Metropolitan News-Enterprise

 

Tuesday, April 2, 2002

 

Page 3

 

Ninth Circuit Rejects NAACP Bid for Lawyer Fees in Desegregation Case

 

By a MetNews Staff Writer

 

The NAACP is not entitled to attorney fees it sought from the state and San Francisco Unified School District in litigation concerning the district’s school desegregation decree, the Ninth U.S. Circuit Court of Appeals ruled yesterday.

The panel affirmed an order by U.S. District Judge William Orrick, who said the organization should not receive any fees because it was largely unsuccessful in its defense of the decree.

The fee dispute arose from a successful challenge to the decree brought by parents of students of Chinese descent, who claimed they were being discriminated against on the basis of race. Their challenge resulted in modifications of the decree and an agreement among all parties, including the NAACP, that the decree will be terminated at the end of this year unless the court orders otherwise.
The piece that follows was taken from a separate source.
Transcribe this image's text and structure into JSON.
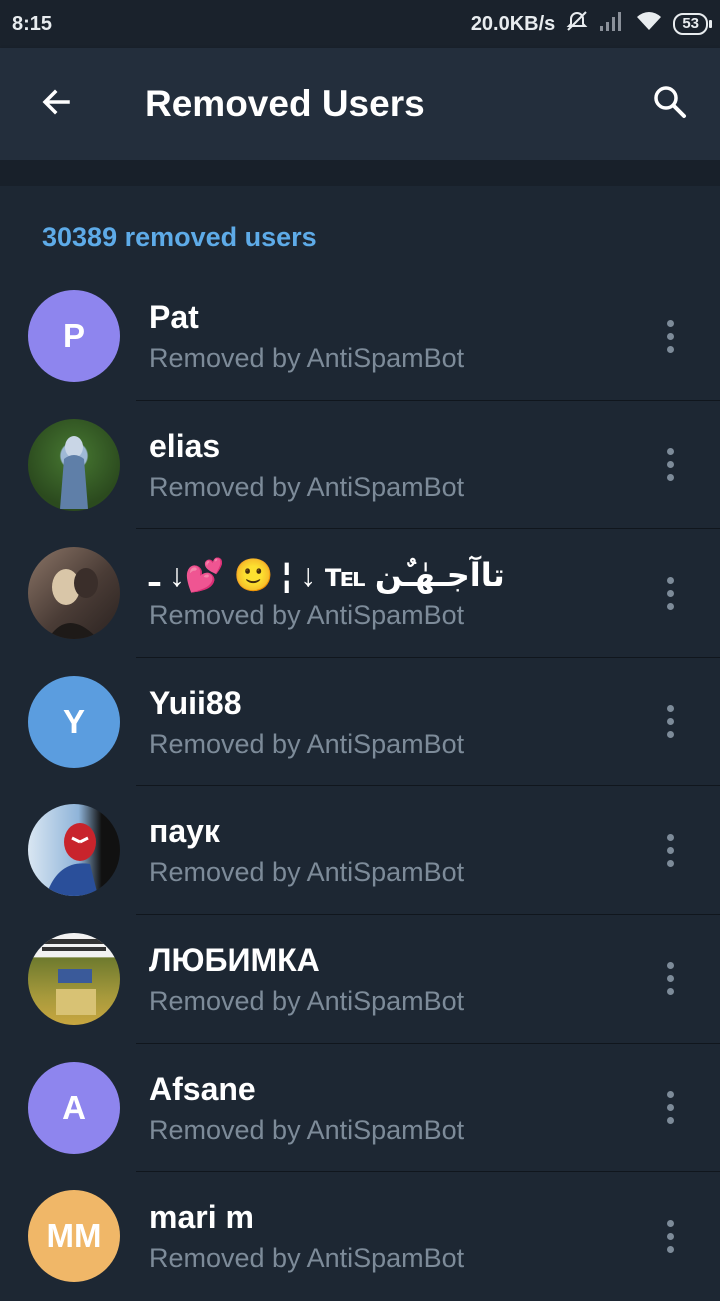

The consent decree was entered to in 1983 as a result of a suit brought by the NAACP five years earlier. It provided wide-ranging remedies for school desegregation, including a race-based assignment system.

Orrick has monitored compliance with the decree throughout the years, awarding costs and attorney fees to the NAACP, paid by the state and the district, at various stages of the process.
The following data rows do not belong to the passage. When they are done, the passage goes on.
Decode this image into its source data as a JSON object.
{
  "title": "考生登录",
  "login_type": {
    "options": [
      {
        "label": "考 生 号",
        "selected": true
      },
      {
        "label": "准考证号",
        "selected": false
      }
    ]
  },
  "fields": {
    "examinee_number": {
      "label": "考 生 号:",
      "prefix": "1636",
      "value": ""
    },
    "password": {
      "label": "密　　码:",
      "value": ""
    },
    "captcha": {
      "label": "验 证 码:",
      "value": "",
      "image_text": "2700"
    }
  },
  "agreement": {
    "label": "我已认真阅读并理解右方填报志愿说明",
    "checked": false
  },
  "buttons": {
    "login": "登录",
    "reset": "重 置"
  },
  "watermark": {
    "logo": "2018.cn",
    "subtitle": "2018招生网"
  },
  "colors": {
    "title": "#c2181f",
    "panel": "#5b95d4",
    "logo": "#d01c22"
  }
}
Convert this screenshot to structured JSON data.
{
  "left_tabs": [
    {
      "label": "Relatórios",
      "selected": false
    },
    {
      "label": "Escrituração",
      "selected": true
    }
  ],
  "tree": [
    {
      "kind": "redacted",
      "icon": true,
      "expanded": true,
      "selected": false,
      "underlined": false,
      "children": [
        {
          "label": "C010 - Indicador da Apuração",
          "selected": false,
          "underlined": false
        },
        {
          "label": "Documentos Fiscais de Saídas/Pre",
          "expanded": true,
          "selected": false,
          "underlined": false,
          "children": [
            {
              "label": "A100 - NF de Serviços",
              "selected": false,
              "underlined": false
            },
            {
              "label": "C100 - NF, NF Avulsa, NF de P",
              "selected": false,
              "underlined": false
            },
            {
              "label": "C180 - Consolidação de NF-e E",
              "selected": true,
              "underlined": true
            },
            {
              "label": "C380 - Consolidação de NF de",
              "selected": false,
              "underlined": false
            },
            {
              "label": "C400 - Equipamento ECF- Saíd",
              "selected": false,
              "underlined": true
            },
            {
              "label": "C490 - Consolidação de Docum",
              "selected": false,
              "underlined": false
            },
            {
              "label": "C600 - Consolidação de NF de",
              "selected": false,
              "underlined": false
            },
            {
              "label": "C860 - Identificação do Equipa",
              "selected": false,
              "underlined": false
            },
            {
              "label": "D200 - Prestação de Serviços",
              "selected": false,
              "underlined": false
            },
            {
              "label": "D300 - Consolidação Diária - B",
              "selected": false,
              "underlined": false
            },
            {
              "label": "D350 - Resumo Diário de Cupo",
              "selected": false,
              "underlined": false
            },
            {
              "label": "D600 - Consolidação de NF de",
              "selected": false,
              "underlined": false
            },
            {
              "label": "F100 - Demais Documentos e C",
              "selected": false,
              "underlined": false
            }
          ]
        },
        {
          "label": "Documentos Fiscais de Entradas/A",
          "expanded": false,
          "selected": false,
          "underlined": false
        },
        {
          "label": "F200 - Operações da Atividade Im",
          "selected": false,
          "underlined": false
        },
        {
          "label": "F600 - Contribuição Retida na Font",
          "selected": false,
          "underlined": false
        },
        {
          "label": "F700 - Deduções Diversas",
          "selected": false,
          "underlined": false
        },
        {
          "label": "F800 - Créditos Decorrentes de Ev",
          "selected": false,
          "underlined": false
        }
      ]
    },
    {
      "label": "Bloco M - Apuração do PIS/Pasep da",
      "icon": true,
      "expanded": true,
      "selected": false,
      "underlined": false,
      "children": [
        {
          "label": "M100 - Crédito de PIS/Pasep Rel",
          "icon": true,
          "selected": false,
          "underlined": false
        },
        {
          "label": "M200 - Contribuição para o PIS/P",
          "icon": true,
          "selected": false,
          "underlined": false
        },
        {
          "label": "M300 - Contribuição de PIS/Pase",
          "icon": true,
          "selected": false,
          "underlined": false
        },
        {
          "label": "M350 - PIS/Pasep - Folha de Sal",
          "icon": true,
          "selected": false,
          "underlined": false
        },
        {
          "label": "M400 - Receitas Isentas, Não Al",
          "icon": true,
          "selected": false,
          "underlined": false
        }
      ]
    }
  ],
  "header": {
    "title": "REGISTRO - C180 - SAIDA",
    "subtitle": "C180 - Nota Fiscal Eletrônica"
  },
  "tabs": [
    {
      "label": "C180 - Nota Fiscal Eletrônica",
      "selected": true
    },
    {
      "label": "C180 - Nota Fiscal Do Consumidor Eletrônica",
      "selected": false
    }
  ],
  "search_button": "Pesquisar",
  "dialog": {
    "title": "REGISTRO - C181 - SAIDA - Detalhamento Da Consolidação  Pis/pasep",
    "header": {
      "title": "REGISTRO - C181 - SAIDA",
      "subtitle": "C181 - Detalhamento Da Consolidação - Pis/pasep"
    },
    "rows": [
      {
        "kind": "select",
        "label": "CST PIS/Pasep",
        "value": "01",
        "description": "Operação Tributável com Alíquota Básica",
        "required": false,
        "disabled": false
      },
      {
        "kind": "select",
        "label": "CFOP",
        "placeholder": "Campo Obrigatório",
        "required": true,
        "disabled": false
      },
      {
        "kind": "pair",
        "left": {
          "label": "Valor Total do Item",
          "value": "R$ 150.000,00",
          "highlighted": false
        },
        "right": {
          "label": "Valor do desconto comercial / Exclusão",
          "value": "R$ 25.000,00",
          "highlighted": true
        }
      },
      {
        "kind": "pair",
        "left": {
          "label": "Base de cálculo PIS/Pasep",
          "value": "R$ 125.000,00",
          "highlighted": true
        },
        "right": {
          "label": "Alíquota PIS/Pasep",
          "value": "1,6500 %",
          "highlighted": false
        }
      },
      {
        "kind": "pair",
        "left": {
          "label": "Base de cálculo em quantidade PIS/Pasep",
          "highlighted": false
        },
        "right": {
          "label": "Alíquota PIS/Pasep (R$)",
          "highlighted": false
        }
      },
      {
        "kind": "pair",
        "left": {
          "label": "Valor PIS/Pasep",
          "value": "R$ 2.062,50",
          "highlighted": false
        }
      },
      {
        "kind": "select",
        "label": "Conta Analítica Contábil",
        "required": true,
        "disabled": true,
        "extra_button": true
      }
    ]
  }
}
In 1994, a group of parents challenged the continued implementation of the decree on equal protection grounds, filing what came to be known as the Ho action. The action was assigned to Orrick, who ruled that the NAACP was a necessary party and had to be added as a defendant.

On the day the case was to be tried, the parties settled. In addition to setting a termination date for the entire decree, the settlement provided that no child would be assigned to a particular school or program on the basis of race or ethnicity, except as required by language needs or in order to comply with state or federal law.

The parties also agreed that henceforth, parents and students would not be required to identify themselves by race on any district document, except as required by state or federal law, and that any document requesting such information would include a “decline to state” option.

Orrick awarded the attorneys for the Ho plaintiffs $1.2 million in attorney fees, payable only by the state and the district. The NAACP then moved for nearly $1 million in fees and costs, contending that its defense of the Ho action was essential to its role in the original litigation and thus qualified for an award under the Civil Rights Attorney Fees Awards Act.

Orrick ruled that the NAACP was eligible for fees under the act, but exercised his discretion to deny them. He explained that since it was forced to accept significant modifications of the decree, it did not qualify for a fee award under the principles laid out in Pennsylvania v. Delaware Valley Citizens’ Council for Clean Air, 478 U.S. 546 (1986).

Delaware Valley held that plaintiffs who participated as amicus in litigation in state court, in order to defend against what the court said was a collateral attack on a consent decree won earlier in federal court, could then return to federal court and seek a supplemental award of attorney fees.

Senior Judge Dorothy Nelson, writing yesterday for the Ninth Circuit, said Orrick acted within his discretion in denying fees for the NAACP’s defense of the consent decree against the Ho action.

Nelson agreed that it would be “patently unfair” to require the state and district to pay the NAACP’s attorney fees, especially since it was required to pay the plaintiffs’ fees. Delaware Valley, she noted, invested the district court with a “zone of discretion” when it comes to fee awards.

The case is San Francisco NAACP v. San Francisco Unified School District, 00-16864.